Because of its small diameter, the sphere factor of the integrating sphere is relatively small. As a result, the permissible beam divergence in the version with a 7 mm measuring opening is additionally limited compared to the 5 mm version.

Two-Photodiode-Technology

High speed integrating spheres which are equipped with Gigahertz-Optik’s two-diode technology offer two photodiodes mounted on the sphere. A traceable calibrated photodiode is accurately measuring the total pulse energy. The second photodiode is performing a temporal characterization of the pulse and will deliver its relative pulse shape as result. With both results combined mathematically, the pulse can be completely characterized regarding all important parameters (pulse form, peak power, average power).
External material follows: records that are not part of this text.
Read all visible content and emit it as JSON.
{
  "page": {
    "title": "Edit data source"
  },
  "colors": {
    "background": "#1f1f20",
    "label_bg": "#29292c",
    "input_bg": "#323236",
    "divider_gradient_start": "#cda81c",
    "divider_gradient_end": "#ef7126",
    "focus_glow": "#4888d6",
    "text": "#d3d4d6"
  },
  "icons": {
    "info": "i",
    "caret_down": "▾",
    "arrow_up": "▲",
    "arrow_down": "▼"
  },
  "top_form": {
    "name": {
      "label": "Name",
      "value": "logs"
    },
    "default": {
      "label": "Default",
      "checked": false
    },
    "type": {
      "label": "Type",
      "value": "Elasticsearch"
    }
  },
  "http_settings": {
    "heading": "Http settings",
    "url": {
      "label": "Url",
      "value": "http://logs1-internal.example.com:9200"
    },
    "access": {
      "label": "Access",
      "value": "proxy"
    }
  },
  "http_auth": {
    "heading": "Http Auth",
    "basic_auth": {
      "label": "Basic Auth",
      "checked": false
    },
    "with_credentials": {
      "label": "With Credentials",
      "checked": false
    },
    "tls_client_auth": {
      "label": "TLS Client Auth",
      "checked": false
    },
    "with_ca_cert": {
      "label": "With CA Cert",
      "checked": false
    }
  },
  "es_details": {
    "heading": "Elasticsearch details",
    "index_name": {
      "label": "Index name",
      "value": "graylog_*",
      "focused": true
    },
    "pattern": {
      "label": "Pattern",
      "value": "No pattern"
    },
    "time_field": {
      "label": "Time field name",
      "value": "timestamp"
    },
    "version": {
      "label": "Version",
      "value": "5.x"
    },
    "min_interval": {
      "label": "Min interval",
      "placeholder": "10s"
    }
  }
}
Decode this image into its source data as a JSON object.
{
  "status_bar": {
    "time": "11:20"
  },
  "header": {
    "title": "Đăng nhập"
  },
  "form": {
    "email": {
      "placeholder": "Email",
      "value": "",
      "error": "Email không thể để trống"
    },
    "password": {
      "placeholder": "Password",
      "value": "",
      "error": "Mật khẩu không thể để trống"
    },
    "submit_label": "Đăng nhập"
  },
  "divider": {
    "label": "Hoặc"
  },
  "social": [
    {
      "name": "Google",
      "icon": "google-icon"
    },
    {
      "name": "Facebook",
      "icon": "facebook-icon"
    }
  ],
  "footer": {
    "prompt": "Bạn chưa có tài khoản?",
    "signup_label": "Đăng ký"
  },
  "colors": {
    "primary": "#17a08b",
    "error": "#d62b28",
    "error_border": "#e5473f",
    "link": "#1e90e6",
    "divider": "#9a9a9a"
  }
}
Data Evaluation by Powerful Optical Meters

Gigahertz-Optik offers various optometers, or optical meters called, with the required "pulse energy" measurement function for measuring the pulse energy of short pulse signals:

P-9710 (Version-2): Single-channel optometer with manual triggering of the measurement

P-9710 (Version-4): Single-channel optometer with TTL trigger input for triggering the measurement

P-2000: two-channel optometer

P-9801: Eight-channel optometer 

P-21: Touchscreen Single-channel optomter with manual or trigger input for triggering the measurement

To evaluate the time resolved pulse shape, the user must provide a sufficiently fast oscilloscope or one of our fast Transient Recorders.

Traceable Calibration with optional ISO17025 Certificates

The factory calibration of the spectral sensitivity of the pulse Energy detector is performed by the ISO/IEC 17025 calibration laboratory for optical radiation measurements at Gigahertz Optik GmbH. The principle of the pulse-stretch-method allows the calibration of the detector in CW operation. The CW-calibration is fully traceable.  

Optical Meter Applications

The application areas of the detector can be found, for example, in the development and quality assurance (on- and in-line) of pulsed laser diodes, LiDAR laser, VCSEL and pulsed LEDs as well as in the end application of such light sources.